The study shows nursing homes and assisted living communities are still experiencing substantial job losses. Locally, the Alice B. Tawes Nursing Home, in Crisfield, said they’re seeing these challenges.
“With COVID-19, we’ve had to adhere to some stricter regulations than we’ve had to in the past, and you know it is wearing on the nurses, everything changes every day and it’s hard, it’s hard to adjust,” Lisa Tull, Nursing Director at Alice B. Tawes Nursing Home, said.
And, staffing shortages can mean fewer people they can help.
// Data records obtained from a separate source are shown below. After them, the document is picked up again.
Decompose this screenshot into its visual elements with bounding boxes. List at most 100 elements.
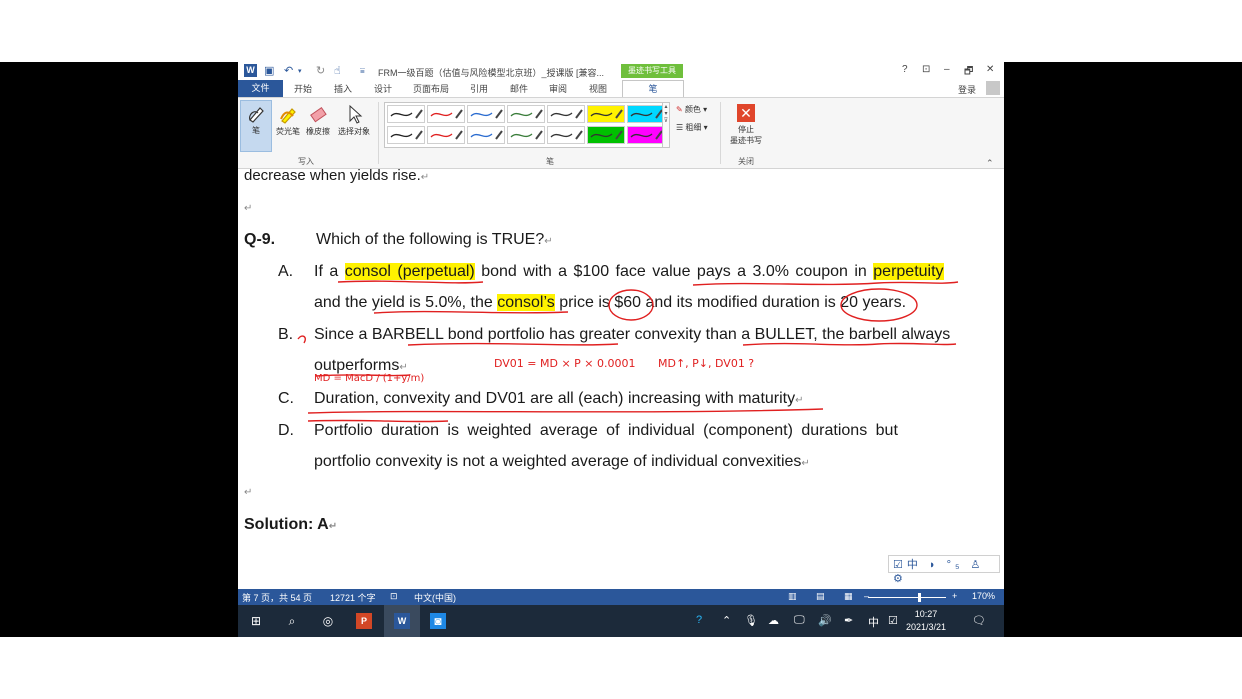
close-icon[interactable]: ✕ (986, 64, 994, 75)
login-link[interactable]: 登录 (958, 83, 976, 96)
tab-insert[interactable]: 插入 (334, 82, 352, 95)
customize-quick-access-icon[interactable]: ⩸ (360, 66, 365, 76)
touch-mode-icon[interactable]: ☝ (334, 64, 341, 77)
language-status[interactable]: 中文(中国) (414, 591, 456, 604)
check-icon[interactable]: ☑ (888, 614, 898, 627)
help-circle-icon[interactable]: ? (696, 614, 702, 626)
pen-icon (246, 103, 266, 123)
powerpoint-icon[interactable]: P (356, 613, 372, 629)
pen-swatch[interactable] (547, 105, 585, 123)
title-bar: W ▣ ↶ ▾ ↻ ☝ ⩸ FRM一级百题（估值与风险模型北京班）_授课版 [兼… (238, 62, 1004, 80)
pen-swatch[interactable] (627, 126, 665, 144)
ink-overlay (297, 280, 959, 423)
window-title: FRM一级百题（估值与风险模型北京班）_授课版 [兼容... (378, 68, 605, 78)
pen-swatch[interactable] (507, 126, 545, 144)
letterbox-top (0, 0, 1242, 62)
pen-swatch[interactable] (627, 105, 665, 123)
volume-icon[interactable]: 🔊 (818, 614, 832, 627)
ime-toolbar[interactable]: ☑中 ◗ °₅ ♙ ⚙ (888, 555, 1000, 585)
microphone-icon[interactable]: 🎙 (744, 614, 758, 627)
stop-inking-button[interactable]: ✕ 停止 墨迹书写 (726, 102, 766, 154)
word-count[interactable]: 12721 个字 (330, 591, 376, 604)
cursor-arrow-icon (344, 104, 364, 124)
ribbon-pen: 笔 荧光笔 橡皮擦 选择对象 写入 ▴ ▾ ⊽ 笔 ✎ 颜色 ▾ ☰ 粗细 ▾ … (238, 97, 1004, 169)
chrome-icon[interactable]: ◎ (320, 613, 336, 629)
search-icon[interactable]: ⌕ (284, 613, 300, 629)
pen-swatch[interactable] (467, 105, 505, 123)
save-icon[interactable]: ▣ (264, 64, 274, 77)
pen-swatch[interactable] (467, 126, 505, 144)
proofing-icon[interactable]: ⊡ (390, 591, 398, 602)
eraser-icon (308, 104, 328, 124)
ime-indicator[interactable]: 中 (868, 614, 879, 630)
read-mode-icon[interactable]: ▥ (788, 591, 797, 602)
tab-mailings[interactable]: 邮件 (510, 82, 528, 95)
thickness-icon: ☰ (676, 123, 684, 132)
color-pen-icon: ✎ (676, 105, 683, 114)
help-icon[interactable]: ? (902, 64, 908, 75)
zoom-out-icon[interactable]: – (864, 591, 869, 601)
tab-file[interactable]: 文件 (238, 80, 283, 97)
pen-swatch[interactable] (587, 105, 625, 123)
restore-icon[interactable]: 🗗 (964, 64, 973, 81)
taskbar: ⊞ ⌕ ◎ P W ◙ ? ⌃ 🎙 ☁ 🖵 🔊 ✒ 中 ☑ 10:27 2021… (238, 605, 1004, 637)
pen-gallery (384, 102, 668, 148)
notification-icon[interactable]: 🗨 (972, 614, 986, 627)
letterbox-right (1004, 62, 1242, 637)
page-count[interactable]: 第 7 页，共 54 页 (242, 591, 312, 604)
gallery-scroll[interactable]: ▴ ▾ ⊽ (662, 102, 670, 148)
zoom-level[interactable]: 170% (972, 591, 995, 601)
highlighter-tool-button[interactable]: 荧光笔 (274, 102, 302, 150)
thickness-button[interactable]: ☰ 粗细 ▾ (676, 122, 708, 133)
zoom-slider-handle[interactable] (918, 593, 921, 602)
status-bar: 第 7 页，共 54 页 12721 个字 ⊡ 中文(中国) ▥ ▤ ▦ – +… (238, 589, 1004, 605)
redo-icon[interactable]: ↻ (316, 64, 325, 77)
cloud-icon[interactable]: ☁ (768, 614, 779, 627)
pen-swatch[interactable] (427, 126, 465, 144)
pen-swatch[interactable] (387, 105, 425, 123)
collapse-ribbon-icon[interactable]: ⌃ (986, 158, 994, 169)
tab-view[interactable]: 视图 (589, 82, 607, 95)
pen-swatch[interactable] (387, 126, 425, 144)
eraser-tool-button[interactable]: 橡皮擦 (304, 102, 332, 150)
ink-tools-label: 墨迹书写工具 (621, 64, 683, 78)
tab-pen[interactable]: 笔 (622, 80, 684, 97)
pen-swatch[interactable] (587, 126, 625, 144)
close-x-icon: ✕ (737, 104, 755, 122)
windows-start-icon[interactable]: ⊞ (248, 613, 264, 629)
tab-references[interactable]: 引用 (470, 82, 488, 95)
network-icon[interactable]: 🖵 (794, 614, 805, 627)
undo-icon[interactable]: ↶ (284, 64, 293, 77)
minimize-icon[interactable]: – (944, 64, 950, 75)
tab-home[interactable]: 开始 (294, 82, 312, 95)
word-window: W ▣ ↶ ▾ ↻ ☝ ⩸ FRM一级百题（估值与风险模型北京班）_授课版 [兼… (238, 62, 1004, 637)
word-icon[interactable]: W (394, 613, 410, 629)
pen-swatch[interactable] (507, 105, 545, 123)
app-icon[interactable]: ◙ (430, 613, 446, 629)
print-layout-icon[interactable]: ▤ (816, 591, 825, 602)
group-separator (378, 102, 379, 164)
web-layout-icon[interactable]: ▦ (844, 591, 853, 602)
color-button[interactable]: ✎ 颜色 ▾ (676, 104, 707, 115)
pen-swatch[interactable] (547, 126, 585, 144)
ribbon-display-icon[interactable]: ⊡ (922, 64, 930, 75)
select-objects-button[interactable]: 选择对象 (336, 102, 372, 150)
tab-review[interactable]: 审阅 (549, 82, 567, 95)
tab-layout[interactable]: 页面布局 (413, 82, 449, 95)
undo-dropdown-icon[interactable]: ▾ (298, 67, 302, 75)
avatar[interactable] (986, 81, 1000, 95)
zoom-slider[interactable] (868, 597, 946, 598)
pen-tool-button[interactable]: 笔 (240, 100, 272, 152)
document-area[interactable]: decrease when yields rise.↵ ↵ Q-9. Which… (238, 167, 1004, 589)
word-logo-icon[interactable]: W (244, 64, 257, 77)
tray-expand-icon[interactable]: ⌃ (722, 614, 731, 627)
zoom-in-icon[interactable]: + (952, 591, 957, 601)
letterbox-bottom (0, 637, 1242, 699)
tab-design[interactable]: 设计 (374, 82, 392, 95)
group-separator (720, 102, 721, 164)
clock[interactable]: 10:27 2021/3/21 (906, 608, 946, 634)
pen-tray-icon[interactable]: ✒ (844, 614, 853, 627)
pens-group-label: 笔 (546, 157, 554, 166)
pen-swatch[interactable] (427, 105, 465, 123)
ribbon-tabs: 文件 开始 插入 设计 页面布局 引用 邮件 审阅 视图 笔 登录 (238, 80, 1004, 97)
“We do have to decrease our census if we don’t have the appropriate number of staff to take care of the residents, thankfully we’re positioned well right now,” Tull said.
Meanwhile, at BayCare Assisted Living they’re having their share of issues as well. A registered nurse, of 43 years, saying the affects of the pandemic can be mentally draining.
“I do believe that what it has done has caused stress and with that stress has caused the nursing shortage,” Cornelius said.
“They are there for 12 hours, they are away from their family for 12 hours, the residents right now we are being much more careful with because we have a new strain,” Cornelius said.
With these issues at hand, nursing homes like Alice B. Tawes are offering hiring incentives like higher wages and sign-up bonuses. But, all agree it’s important to keep a positive attitude and keep their residents happy as they try to overcome these hurdles.
“They know the people and love the staff, they see them as their family members also,” Cornelius said.